The size is kind of depressing though. Identical stub displaying the same raycast sphere and playing the same Viznut bytebeat is 1100 bytes on FreeBSD-amd64 and 1040 bytes on FreeBSD-ia32.

It’s obvious having to do division manually as an algorithm is increasing that size a bit, but part of the problem lies in the current Raspberry Pi distributions. On normal desktop FreeBSD/Linux, when you want a window with a GL context and mouse cursor hidden, that’s 3 calls. On Raspberry Pi, SDL won’t do that for you, and to have the same result, you need 12 calls. Additionally it’s not only parameters to functions, you need to have structures initialized to set values passed to the egl/VideoCore calls… very much as if one tried to manually make a GLX display context. Slow, tedious, and quite a lot of bloat.

(that memset actually comes from right here, probably something stupid in my code, but ld decides it’s better off inserting a memset than using the assembly verbatim)

All in all, this means 4k is very much possible, but as things stand, 1k seems way out of reach. Even if Yellow Rose established SDL as the one de-facto library accepted for small intros on *nix, the one included in the most popular RasPi distro (Raspbian) does not automate anything.

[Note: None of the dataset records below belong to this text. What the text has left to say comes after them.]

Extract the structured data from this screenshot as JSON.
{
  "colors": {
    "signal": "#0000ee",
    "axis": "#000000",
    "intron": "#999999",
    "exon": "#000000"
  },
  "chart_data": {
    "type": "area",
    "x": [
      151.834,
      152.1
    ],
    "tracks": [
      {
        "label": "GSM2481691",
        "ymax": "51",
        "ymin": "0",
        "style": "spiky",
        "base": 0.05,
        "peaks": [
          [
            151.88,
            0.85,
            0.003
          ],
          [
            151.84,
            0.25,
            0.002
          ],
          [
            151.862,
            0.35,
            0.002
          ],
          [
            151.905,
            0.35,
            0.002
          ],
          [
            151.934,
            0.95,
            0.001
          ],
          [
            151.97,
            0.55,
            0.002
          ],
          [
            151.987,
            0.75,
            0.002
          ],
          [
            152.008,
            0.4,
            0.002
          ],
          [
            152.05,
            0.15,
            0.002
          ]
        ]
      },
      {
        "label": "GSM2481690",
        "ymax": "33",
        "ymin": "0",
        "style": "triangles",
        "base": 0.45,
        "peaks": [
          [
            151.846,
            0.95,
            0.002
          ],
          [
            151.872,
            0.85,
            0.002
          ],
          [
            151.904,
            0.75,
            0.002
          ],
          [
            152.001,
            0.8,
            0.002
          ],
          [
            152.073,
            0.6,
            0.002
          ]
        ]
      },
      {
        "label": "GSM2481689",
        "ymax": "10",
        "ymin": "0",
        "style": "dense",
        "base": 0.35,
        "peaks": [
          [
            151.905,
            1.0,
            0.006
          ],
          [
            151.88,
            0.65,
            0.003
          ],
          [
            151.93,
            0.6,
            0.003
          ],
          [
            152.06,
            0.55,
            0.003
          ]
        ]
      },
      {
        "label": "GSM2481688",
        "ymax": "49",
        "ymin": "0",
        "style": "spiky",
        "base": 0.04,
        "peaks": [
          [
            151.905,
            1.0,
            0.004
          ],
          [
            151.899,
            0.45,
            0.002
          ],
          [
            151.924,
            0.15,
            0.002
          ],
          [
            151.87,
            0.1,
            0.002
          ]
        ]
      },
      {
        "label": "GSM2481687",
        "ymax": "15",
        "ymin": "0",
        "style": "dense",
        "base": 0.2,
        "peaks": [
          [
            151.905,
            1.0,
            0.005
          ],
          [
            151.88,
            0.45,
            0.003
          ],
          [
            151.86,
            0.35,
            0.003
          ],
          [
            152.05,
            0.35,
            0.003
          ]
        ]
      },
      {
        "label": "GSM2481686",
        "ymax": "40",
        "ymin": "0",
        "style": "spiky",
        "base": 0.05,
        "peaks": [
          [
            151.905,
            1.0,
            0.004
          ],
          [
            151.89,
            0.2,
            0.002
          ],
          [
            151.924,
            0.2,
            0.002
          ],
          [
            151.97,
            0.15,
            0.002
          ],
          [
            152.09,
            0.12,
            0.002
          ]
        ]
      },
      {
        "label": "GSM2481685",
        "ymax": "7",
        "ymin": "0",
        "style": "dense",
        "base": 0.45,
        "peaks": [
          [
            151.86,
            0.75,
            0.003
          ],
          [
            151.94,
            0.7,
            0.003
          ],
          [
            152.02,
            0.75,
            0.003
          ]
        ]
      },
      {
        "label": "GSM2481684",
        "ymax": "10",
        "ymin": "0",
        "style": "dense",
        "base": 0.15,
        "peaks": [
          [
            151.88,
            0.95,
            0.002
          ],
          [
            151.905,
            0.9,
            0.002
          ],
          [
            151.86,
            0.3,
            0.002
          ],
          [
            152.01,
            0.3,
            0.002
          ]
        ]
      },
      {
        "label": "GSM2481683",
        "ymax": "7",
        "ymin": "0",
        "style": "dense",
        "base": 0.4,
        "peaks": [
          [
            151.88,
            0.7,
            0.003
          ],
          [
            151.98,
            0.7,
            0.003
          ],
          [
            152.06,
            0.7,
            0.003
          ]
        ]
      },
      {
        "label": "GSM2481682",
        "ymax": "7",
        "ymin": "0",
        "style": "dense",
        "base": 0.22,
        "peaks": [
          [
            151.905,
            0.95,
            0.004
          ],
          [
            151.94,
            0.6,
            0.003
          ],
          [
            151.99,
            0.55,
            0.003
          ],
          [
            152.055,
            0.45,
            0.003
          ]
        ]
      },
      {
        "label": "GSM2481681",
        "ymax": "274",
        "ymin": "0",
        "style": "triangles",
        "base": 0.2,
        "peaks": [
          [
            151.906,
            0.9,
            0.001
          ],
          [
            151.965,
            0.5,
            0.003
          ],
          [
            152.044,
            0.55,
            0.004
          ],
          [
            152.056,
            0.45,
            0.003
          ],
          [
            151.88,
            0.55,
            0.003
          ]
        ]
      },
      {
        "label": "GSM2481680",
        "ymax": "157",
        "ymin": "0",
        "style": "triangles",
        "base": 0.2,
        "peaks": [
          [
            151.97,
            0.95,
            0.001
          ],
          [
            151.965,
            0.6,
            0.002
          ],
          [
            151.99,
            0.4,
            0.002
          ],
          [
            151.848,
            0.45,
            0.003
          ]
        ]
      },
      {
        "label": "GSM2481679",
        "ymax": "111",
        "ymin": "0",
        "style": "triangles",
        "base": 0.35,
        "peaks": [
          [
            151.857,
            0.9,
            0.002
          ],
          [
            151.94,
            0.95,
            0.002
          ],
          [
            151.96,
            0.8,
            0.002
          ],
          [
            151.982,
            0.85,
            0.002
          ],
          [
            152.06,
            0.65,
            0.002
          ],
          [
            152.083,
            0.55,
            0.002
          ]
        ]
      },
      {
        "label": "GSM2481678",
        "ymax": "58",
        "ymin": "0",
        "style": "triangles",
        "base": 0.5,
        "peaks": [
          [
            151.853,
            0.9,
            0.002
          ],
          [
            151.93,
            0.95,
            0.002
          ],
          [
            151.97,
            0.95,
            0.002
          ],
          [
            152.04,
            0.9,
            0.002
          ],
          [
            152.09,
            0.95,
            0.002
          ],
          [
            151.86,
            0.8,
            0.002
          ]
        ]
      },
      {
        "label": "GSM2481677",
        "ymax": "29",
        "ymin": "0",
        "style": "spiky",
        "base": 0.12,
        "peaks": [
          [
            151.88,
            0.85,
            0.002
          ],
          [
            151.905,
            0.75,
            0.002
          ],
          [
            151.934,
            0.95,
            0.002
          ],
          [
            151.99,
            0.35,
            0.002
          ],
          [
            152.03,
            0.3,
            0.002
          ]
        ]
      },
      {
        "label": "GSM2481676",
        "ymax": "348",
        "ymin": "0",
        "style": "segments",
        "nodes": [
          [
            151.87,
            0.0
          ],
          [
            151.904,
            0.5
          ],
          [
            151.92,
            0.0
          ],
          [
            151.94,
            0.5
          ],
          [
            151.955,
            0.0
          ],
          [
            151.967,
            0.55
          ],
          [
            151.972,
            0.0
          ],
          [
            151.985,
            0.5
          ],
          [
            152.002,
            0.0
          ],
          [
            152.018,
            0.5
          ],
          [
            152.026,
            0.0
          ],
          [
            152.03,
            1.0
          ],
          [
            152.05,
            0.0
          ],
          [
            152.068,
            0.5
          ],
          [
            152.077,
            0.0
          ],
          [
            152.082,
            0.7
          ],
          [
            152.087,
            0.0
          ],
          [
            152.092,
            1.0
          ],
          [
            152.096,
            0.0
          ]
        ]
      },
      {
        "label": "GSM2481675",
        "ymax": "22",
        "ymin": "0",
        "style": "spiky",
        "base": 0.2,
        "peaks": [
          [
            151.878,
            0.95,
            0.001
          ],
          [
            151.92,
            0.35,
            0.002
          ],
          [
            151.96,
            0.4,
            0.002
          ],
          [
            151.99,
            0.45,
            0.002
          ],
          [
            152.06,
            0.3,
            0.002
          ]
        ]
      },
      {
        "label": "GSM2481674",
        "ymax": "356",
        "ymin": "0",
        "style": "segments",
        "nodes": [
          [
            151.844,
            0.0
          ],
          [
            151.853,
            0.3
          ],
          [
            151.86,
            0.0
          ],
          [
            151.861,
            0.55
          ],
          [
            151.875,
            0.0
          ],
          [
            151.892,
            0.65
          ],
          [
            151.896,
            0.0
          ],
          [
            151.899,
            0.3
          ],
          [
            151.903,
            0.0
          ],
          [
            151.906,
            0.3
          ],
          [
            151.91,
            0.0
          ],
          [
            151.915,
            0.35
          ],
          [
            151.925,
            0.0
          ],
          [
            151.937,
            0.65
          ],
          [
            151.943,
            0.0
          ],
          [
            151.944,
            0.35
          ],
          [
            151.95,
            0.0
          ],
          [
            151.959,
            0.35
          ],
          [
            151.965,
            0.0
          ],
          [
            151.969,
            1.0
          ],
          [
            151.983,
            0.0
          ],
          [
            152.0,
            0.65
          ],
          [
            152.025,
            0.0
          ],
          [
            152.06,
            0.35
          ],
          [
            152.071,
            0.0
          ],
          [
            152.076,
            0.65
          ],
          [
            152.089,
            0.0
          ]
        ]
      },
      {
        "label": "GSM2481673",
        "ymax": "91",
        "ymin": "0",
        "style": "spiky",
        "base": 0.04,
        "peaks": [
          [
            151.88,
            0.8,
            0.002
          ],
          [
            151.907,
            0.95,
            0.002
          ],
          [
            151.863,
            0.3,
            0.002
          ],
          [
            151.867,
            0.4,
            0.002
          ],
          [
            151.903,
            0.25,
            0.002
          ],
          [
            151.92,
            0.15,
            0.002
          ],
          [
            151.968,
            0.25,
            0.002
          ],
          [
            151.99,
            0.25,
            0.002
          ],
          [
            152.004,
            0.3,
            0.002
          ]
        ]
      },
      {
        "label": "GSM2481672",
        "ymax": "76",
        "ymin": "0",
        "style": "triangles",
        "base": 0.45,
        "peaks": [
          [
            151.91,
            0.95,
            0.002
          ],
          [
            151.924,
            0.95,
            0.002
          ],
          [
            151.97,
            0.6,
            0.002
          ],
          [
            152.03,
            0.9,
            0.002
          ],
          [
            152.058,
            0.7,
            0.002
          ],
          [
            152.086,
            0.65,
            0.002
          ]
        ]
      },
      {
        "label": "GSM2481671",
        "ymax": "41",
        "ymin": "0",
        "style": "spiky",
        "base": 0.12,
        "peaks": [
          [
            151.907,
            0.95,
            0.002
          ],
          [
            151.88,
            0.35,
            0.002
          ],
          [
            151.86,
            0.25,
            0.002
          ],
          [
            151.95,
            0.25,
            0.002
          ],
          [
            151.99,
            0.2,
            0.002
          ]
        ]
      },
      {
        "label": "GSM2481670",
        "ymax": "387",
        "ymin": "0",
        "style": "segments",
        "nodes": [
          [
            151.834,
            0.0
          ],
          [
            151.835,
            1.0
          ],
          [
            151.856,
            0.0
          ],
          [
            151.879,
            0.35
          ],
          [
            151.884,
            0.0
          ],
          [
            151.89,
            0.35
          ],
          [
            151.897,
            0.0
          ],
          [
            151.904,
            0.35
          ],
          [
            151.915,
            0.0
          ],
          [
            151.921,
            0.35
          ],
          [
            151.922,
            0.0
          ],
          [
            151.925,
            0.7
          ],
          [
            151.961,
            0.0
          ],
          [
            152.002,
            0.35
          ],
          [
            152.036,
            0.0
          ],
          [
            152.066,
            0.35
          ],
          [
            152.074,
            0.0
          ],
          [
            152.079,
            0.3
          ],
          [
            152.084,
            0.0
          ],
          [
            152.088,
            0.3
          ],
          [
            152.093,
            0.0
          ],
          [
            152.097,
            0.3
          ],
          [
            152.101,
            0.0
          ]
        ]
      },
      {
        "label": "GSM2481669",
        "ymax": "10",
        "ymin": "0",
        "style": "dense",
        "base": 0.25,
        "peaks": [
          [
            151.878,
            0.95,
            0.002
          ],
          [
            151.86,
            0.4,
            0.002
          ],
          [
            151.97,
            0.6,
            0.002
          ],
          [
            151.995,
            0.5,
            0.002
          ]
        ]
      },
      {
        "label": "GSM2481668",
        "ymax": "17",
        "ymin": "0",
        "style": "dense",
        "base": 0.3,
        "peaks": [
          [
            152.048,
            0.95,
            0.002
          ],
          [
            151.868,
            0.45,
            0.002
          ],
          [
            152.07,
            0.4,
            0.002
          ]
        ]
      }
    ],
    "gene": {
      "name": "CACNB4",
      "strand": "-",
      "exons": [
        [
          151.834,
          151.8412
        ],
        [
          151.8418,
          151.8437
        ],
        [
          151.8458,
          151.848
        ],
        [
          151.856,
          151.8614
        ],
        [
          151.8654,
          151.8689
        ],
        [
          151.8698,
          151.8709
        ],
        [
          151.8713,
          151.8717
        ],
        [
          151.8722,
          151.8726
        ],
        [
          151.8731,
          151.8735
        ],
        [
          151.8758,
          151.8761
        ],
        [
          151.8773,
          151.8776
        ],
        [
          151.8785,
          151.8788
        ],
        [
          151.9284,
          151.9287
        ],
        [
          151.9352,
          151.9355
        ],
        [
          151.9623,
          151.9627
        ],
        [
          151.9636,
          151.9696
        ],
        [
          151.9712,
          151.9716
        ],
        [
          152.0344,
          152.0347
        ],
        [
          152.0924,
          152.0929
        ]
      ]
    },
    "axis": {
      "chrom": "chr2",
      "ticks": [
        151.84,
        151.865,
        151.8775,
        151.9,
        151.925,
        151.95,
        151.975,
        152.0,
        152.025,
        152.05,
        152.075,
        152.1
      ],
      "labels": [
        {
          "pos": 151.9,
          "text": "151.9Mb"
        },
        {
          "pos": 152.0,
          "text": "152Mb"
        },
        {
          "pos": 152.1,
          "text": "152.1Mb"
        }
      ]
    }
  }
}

When we made My Mistress the Leviathan for a platform that is very similar in performance to Raspberry Pi 2B, we included SDL2 .deb for Odroid C1+ in the release. This is because at the time of development, dependency hell in Hardkernel repository would remove Mali OpenGL driver if you installed their SDL2 (package built from their exact sources worked just fine tho). Even given the sorry state of any ‘official’ SoC distributions, of which Raspberry Pi community is definitely the best one, pushing this kind of custom distribution stuff goes counter to the “it-has-to-run-with-what-comes-in-the-distribution” spirit.

If anyone has any info on sidestepping the massive egl/videocore bloat on RasPi I’m listening.